Em entrevista ao Canal 13 Zamir declarou:

“As reservas não vão durar, estou a levantar dez bandeiras vermelhas.”

O alerta surge numa altura em que o Exército israelita trava guerras contra Gaza, o Irão e o Líbano – onde as tropas israelitas estão empenhadas numa campanha terrestre para conquistar e anexar o sul do país.

A menos que a lei em vigor seja alterada, a duração do serviço militar obrigatório deverá diminuir para 30 meses em Janeiro de 2027, apesar da escassez de soldados.

O gabinete do primeiro-ministro israelita, Benjamin Netanyahu, tem enfrentado dificuldades políticas para continuar a prolongar o serviço militar obrigatório e, ao mesmo tempo, isentar dezenas de milhares de homens ultra-ortodoxos do alistamento no Exército.

Os israelitas de esquerda e seculares estão indignados com o facto de os Haredim não serem obrigados a partilhar o fardo de participar no genocídio de palestinianos em Gaza e na expansão das fronteiras do “Grande Israel” no Líbano.

Zamir fez os comentários durante uma reunião de gabinete com a presença do primeiro-ministro, dos chefes do Ministério da Defesa e dos ministros, afirmando ainda:

“Em pouco tempo, as Forças de Defesa de Israel não estarão preparadas para as suas missões de rotina. Os reservistas não vão aguentar.”

A esta advertência, uma fonte do exército acrescentou:

“As reservas estão a ser dizimadas. A lei precisa de ser regulamentada, são necessários mais reservistas e as tarefas só aumentam. A manutenção destas áreas exige reservistas, e há muito que existem lacunas.”

Zamir fez um alerta semelhante em Junho passado, durante uma visita a Gaza, afirmando na altura:

“O Estado de Israel não pode existir com base numa força militar mínima, mas precisa de amplas margens de segurança. Mais forças regulares e de reserva aliviarão a carga sobre os reservistas.” 
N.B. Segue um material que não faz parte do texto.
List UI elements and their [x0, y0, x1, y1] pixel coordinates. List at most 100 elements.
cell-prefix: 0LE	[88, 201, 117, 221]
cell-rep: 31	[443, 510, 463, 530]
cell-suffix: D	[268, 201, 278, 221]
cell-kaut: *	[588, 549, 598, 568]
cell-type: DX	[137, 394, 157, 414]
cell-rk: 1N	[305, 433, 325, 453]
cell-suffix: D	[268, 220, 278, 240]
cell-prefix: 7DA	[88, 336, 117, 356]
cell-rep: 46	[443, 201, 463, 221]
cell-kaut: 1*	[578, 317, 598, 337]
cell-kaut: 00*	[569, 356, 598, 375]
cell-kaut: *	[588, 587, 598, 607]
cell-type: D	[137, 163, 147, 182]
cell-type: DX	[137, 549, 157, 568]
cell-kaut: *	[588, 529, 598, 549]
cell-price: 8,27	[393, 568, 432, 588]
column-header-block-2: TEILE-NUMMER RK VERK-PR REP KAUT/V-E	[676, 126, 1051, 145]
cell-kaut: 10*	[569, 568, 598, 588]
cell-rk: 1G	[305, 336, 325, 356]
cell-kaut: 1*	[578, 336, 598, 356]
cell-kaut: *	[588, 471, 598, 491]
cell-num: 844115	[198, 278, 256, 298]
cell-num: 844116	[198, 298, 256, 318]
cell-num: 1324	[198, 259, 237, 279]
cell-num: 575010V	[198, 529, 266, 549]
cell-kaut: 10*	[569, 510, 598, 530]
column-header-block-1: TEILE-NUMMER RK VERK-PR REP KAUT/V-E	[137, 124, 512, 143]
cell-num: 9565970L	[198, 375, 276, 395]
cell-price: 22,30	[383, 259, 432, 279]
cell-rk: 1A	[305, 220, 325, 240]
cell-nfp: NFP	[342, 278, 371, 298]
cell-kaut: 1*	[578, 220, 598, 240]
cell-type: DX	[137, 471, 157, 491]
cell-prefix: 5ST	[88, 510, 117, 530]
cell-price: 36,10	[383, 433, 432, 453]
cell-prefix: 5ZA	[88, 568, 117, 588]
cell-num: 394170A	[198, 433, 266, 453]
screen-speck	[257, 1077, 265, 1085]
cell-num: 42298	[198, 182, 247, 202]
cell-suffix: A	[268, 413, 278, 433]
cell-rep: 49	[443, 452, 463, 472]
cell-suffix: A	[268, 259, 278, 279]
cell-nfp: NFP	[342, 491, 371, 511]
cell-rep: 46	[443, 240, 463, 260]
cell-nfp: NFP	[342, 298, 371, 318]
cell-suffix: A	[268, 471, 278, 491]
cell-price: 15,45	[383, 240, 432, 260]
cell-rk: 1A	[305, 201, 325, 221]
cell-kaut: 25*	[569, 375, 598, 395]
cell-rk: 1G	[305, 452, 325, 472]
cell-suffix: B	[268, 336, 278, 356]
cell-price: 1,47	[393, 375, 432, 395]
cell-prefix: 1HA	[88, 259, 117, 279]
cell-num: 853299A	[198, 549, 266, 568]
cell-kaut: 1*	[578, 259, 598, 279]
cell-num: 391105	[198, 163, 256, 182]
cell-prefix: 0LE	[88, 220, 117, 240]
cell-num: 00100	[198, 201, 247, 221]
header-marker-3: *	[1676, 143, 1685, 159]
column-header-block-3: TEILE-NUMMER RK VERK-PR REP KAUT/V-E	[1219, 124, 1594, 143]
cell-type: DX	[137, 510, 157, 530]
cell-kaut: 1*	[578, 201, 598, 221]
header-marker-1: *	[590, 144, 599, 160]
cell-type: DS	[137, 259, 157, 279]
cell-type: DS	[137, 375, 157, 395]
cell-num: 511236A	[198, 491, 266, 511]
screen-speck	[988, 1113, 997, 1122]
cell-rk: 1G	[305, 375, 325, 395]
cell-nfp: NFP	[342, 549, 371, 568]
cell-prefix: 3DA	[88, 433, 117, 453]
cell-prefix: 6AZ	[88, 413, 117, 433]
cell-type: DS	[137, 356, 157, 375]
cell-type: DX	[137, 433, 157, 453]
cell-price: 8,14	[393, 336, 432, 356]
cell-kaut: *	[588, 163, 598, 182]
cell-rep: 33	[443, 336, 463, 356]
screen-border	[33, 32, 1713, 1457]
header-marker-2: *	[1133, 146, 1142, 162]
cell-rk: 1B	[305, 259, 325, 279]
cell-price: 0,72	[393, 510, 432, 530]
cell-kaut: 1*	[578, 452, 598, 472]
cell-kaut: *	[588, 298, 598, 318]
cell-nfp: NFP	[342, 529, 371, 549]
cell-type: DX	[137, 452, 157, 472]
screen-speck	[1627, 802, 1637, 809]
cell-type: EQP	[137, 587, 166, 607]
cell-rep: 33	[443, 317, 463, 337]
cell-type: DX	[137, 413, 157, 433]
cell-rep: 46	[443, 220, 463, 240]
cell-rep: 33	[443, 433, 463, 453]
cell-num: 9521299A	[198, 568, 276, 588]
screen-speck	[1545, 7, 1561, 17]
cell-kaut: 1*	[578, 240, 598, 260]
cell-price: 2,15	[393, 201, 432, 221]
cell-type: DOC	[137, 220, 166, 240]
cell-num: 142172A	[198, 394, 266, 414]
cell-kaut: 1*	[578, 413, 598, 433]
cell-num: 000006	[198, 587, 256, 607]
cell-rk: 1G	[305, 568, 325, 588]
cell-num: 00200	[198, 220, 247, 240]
Na quarta-feira, o gabinete israelita aprovou a convocação de até 400 mil reservistas para fazer face às necessidades de efectivos do exército no meio das guerras que provocou.

Os militares afirmam que este número não reflecte a quantidade real de reservistas que serão convocados, mas sim

“um tecto que permite flexibilidade… de acordo com as necessidades operacionais”.

Na quinta-feira, um soldado israelita foi morto pelo Hezbollah no sul do Líbano, enquanto o movimento de resistência islâmico continuava a bombardear cidades e vilas do norte de Israel com rockets e drones.

O sargento Ori Greenberg, membro da Unidade de Reconhecimento da Brigada Golani, foi o terceiro soldado israelita morto no reinício da ofensiva terrestre de Israel no sul do Líbano.

Desde o início da campanha terrestre, a 2 de Março, quatro dias depois de Israel ter declarado guerra ao Irão, o Hezbollah tem oferecido uma forte resistência para proteger o sul do país da invasão das tropas israelitas.

A 23 de Março, o ministro das Finanças israelita, Bezalel Smotrich, declarou que Israel deveria conquistar e anexar território até ao rio Litani, no sul do Líbano. A medida garantiria recursos hídricos adicionais para Israel e abriria caminho para o colonato de judeus israelitas no territórioo, expandindo assim o “Grande Israel”.

No entretanto, as autoridades sionistas já declararam que não vão participar numar eventual invasão terrestre do Irão. Ou seja: serão apenas soldados americanos a morrer no país que Israel quer erradicar do mapa.